Gerechtshof Amsterdam, 06-07-2023, ECLI:NL:GHAMS:2023:1760, 22/00116

Gerechtshof Amsterdam, 06-07-2023, ECLI:NL:GHAMS:2023:1760, 22/00116

Gegevens

Instantie
Gerechtshof Amsterdam
Datum uitspraak
6 juli 2023
Datum publicatie
26 juli 2023
ECLI
ECLI:NL:GHAMS:2023:1760
Formele relaties
Zaaknummer
22/00116
Relevante informatie
Art. 6.17 Wet IB 2001, Art. 6.20 Wet IB 2001, Art. 38 Uitv reg IB 2001

Inhoudsindicatie

Er bestaat geen aanleiding tot een vergoeding van immateriële schade want standpunten worden gebezigd waarvan belanghebbende dan wel zijn gemachtigde weet dat zij overduidelijk ondeugdelijk zijn. Dit leidt tot een bijzondere omstandigheid die afwijking van het veronderstellen van spanning en frustratie rechtvaardigt.

Uitspraak

kenmerk 22/00116

6 juli 2023

uitspraak van de vierde meervoudige belastingkamer

op het hoger beroep van

[X] , wonende te [Z ] , belanghebbende,

(gemachtigde: J.A. Klaver)

tegen de uitspraak van 7 januari 2022 in de zaak met kenmerk HAA 20/755 van de rechtbank Noord-Holland (de rechtbank) in het geding tussen

belanghebbende

en

de inspecteur van de Belastingdienst, de inspecteur.
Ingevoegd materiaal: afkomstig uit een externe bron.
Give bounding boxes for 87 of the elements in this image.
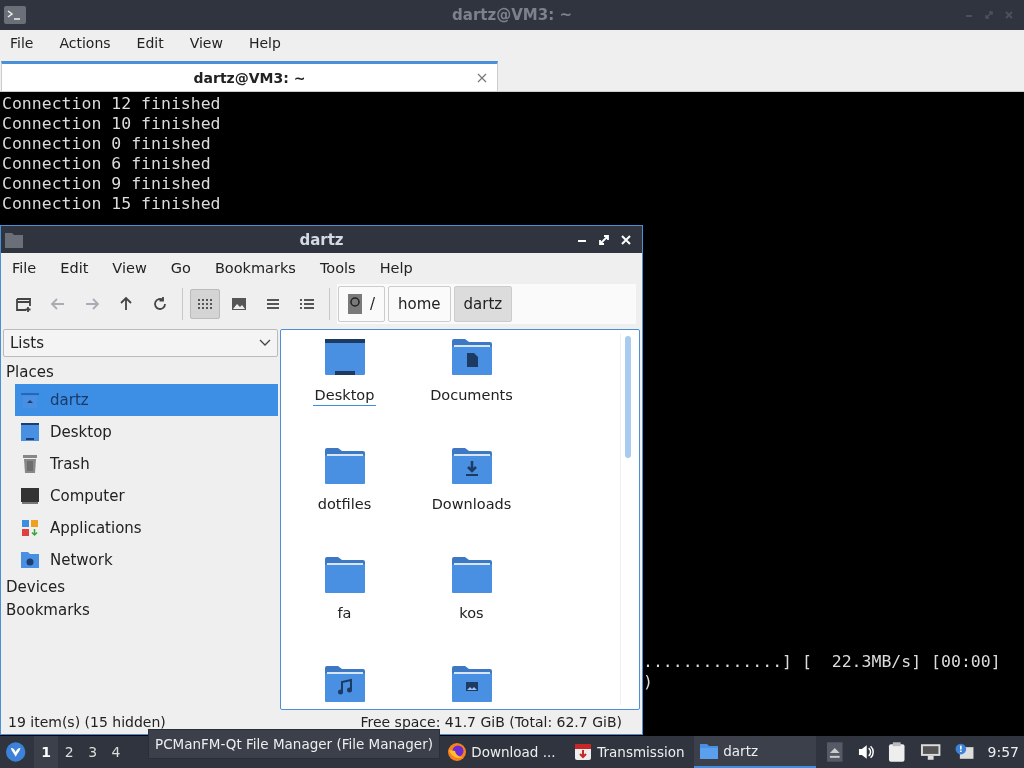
file-name: kos (458, 605, 485, 623)
side-pane-dropdown[interactable]: Lists (3, 329, 278, 357)
taskbar-button[interactable]: Transmission (568, 736, 691, 768)
folder-entry[interactable]: dotfiles (281, 446, 408, 555)
picture-folder-icon (451, 664, 492, 704)
sidebar-item[interactable]: Network (15, 544, 278, 576)
file-name: dotfiles (316, 496, 373, 514)
file-name: Documents (429, 387, 514, 405)
start-menu-icon[interactable] (5, 741, 27, 763)
sidebar-section[interactable]: Devices (3, 576, 278, 599)
file-name: Downloads (430, 496, 513, 514)
menu-item[interactable]: Edit (136, 35, 164, 51)
terminal-line: ..............] [ 22.3MB/s] [00:00] (643, 652, 1001, 672)
file-name: fa (336, 605, 353, 623)
tab-label: dartz@VM3: ~ (193, 69, 306, 86)
menu-item[interactable]: Bookmarks (214, 260, 296, 276)
taskbar-button[interactable]: dartz (694, 736, 817, 768)
desktop-folder-icon (324, 337, 365, 377)
apps-icon (20, 518, 40, 538)
taskbar-button[interactable]: Download ... (442, 736, 565, 768)
menu-item[interactable]: View (189, 35, 223, 51)
desktop-icon (20, 422, 40, 442)
folder-icon (699, 741, 720, 761)
workspace-button[interactable]: 3 (81, 736, 105, 768)
status-text: Free space: 41.7 GiB (Total: 62.7 GiB) (360, 714, 622, 730)
sidebar-section[interactable]: Bookmarks (3, 599, 278, 622)
clipboard-icon[interactable] (888, 741, 906, 763)
terminal-line: Connection 9 finished (2, 174, 212, 194)
sidebar-item[interactable]: Applications (15, 512, 278, 544)
folder-entry[interactable]: Desktop (281, 337, 408, 446)
trash-icon (20, 454, 40, 474)
notification-icon[interactable] (955, 743, 975, 761)
terminal-tab[interactable]: dartz@VM3: ~ (1, 61, 498, 91)
sidebar-section[interactable]: Places (3, 361, 278, 384)
folder-icon (451, 555, 492, 595)
menu-item[interactable]: Edit (60, 260, 89, 276)
home-icon (20, 390, 40, 410)
status-text: 19 item(s) (15 hidden) (8, 714, 166, 730)
folder-icon (324, 555, 365, 595)
terminal-line: Connection 0 finished (2, 134, 212, 154)
network-icon[interactable] (919, 743, 942, 761)
workspace-button[interactable]: 1 (34, 736, 58, 768)
menu-item[interactable]: Actions (59, 35, 111, 51)
folder-entry[interactable]: fa (281, 555, 408, 664)
terminal-line: ) (643, 672, 654, 692)
computer-icon (20, 486, 40, 506)
path-button[interactable]: home (388, 286, 451, 322)
sidebar-item[interactable]: Trash (15, 448, 278, 480)
music-folder-icon (324, 664, 365, 704)
drive-icon (348, 294, 362, 314)
document-folder-icon (451, 337, 492, 377)
scrollbar-thumb[interactable] (625, 336, 631, 458)
menu-item[interactable]: File (10, 35, 34, 51)
sidebar-item[interactable]: Computer (15, 480, 278, 512)
menu-item[interactable]: Help (248, 35, 281, 51)
terminal-line: Connection 10 finished (2, 114, 222, 134)
network-folder-icon (20, 550, 40, 570)
menu-item[interactable]: Go (170, 260, 191, 276)
icon-view-icon[interactable] (190, 289, 220, 319)
path-button[interactable]: / (338, 286, 386, 322)
menu-item[interactable]: Help (379, 260, 413, 276)
sidebar-item[interactable]: Desktop (15, 416, 278, 448)
window-title: dartz (299, 230, 344, 249)
workspace-button[interactable]: 2 (57, 736, 81, 768)
path-button[interactable]: dartz (453, 286, 513, 322)
folder-entry[interactable]: kos (408, 555, 535, 664)
folder-icon (5, 231, 23, 248)
window-title: dartz@VM3: ~ (452, 6, 572, 24)
workspace-button[interactable]: 4 (104, 736, 128, 768)
folder-icon (324, 446, 365, 486)
menu-item[interactable]: View (112, 260, 147, 276)
terminal-icon (4, 6, 26, 24)
chevron-down-icon (259, 339, 271, 347)
menu-item[interactable]: Tools (319, 260, 356, 276)
torrent-icon (573, 742, 594, 762)
volume-icon[interactable] (856, 743, 875, 761)
download-folder-icon (451, 446, 492, 486)
folder-entry[interactable]: Downloads (408, 446, 535, 555)
tooltip: PCManFM-Qt File Manager (File Manager) (148, 729, 440, 759)
file-name: Desktop (312, 387, 377, 406)
folder-entry[interactable]: Documents (408, 337, 535, 446)
browser-icon (447, 742, 468, 762)
terminal-line: Connection 15 finished (2, 194, 222, 214)
clock: 9:57 (987, 744, 1019, 760)
terminal-line: Connection 6 finished (2, 154, 212, 174)
terminal-line: Connection 12 finished (2, 94, 222, 114)
menu-item[interactable]: File (12, 260, 37, 276)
1 Ontstaan en loop van het geding

1.1.

De inspecteur heeft aan belanghebbende een aanslag inkomstenbelasting en premie volksverzekeringen (IB/PVV) voor het jaar 2015 opgelegd, berekend naar een belastbaar inkomen uit [B] van € 30.956, en heeft die aanslag in bezwaar gehandhaafd.

1.2.

De rechtbank heeft het beroep tegen de uitspraak op bezwaar ongegrond verklaard.

1.3.

Belanghebbende heeft het hoger beroep ingesteld bij brief van 10 februari 2022 en heeft de gronden van het hoger beroep aangevuld bij brief van 7 maart 2022. De inspecteur heeft een verweerschrift ingediend.

1.4.

Het onderzoek ter zitting heeft plaatsgevonden op 31 mei 2023, gelijktijdig met dat in de zaak met kenmerk 22/02350 betreffende het jaar 2016. Van het verhandelde ter zitting is een proces-verbaal opgemaakt dat met deze uitspraak wordt meegezonden.

2 Feiten

2.1.

Op 31 januari 2015 heeft de inspecteur aan belanghebbende een voorlopige aanslag IB/PVV voor het jaar 2015 opgelegd naar een belastbaar inkomen uit [B] van € 36.845.

2.2.

Omstreeks 9 november 2016 heeft belanghebbende een papieren aangifte IB/PVV voor het jaar 2015 ingediend. Daarin zijn inkomsten aangegeven uit uitkeringen van Conservatrix (€ 11.463) en van het UWV (€ 19.493). Verder is voor een bedrag van € 3.423 aan in aanmerking te nemen uitgaven voor specifieke zorgkosten aangegeven (€ 5.666 uitgaven minus een drempel van € 2.243). De gemachtigde van belanghebbende heeft de aangifte ingevuld. Bij de aangifte is een handgeschreven specificatie van de in die aangifte vermelde uitgaven voor zorgkosten gevoegd.

2.3.

In overeenstemming met de ingediende aangifte heeft de inspecteur op 17 februari 2017 een nieuwe voorlopige aanslag vastgesteld, berekend naar een belastbaar inkomen uit [B] van € 27.533.

2.4.

Op 10 juli 2017 heeft de inspecteur een vragenbrief aan belanghebbende verstuurd. De inspecteur heeft daarop geen antwoord van belanghebbende ontvangen.

2.5.

Bij brief van 25 juli 2017 heeft de inspecteur belanghebbende bericht dat hij voornemens is een aanslag op te leggen in afwijking van de aangifte. Van de zijde van belanghebbende is hierop niet gereageerd.

2.6.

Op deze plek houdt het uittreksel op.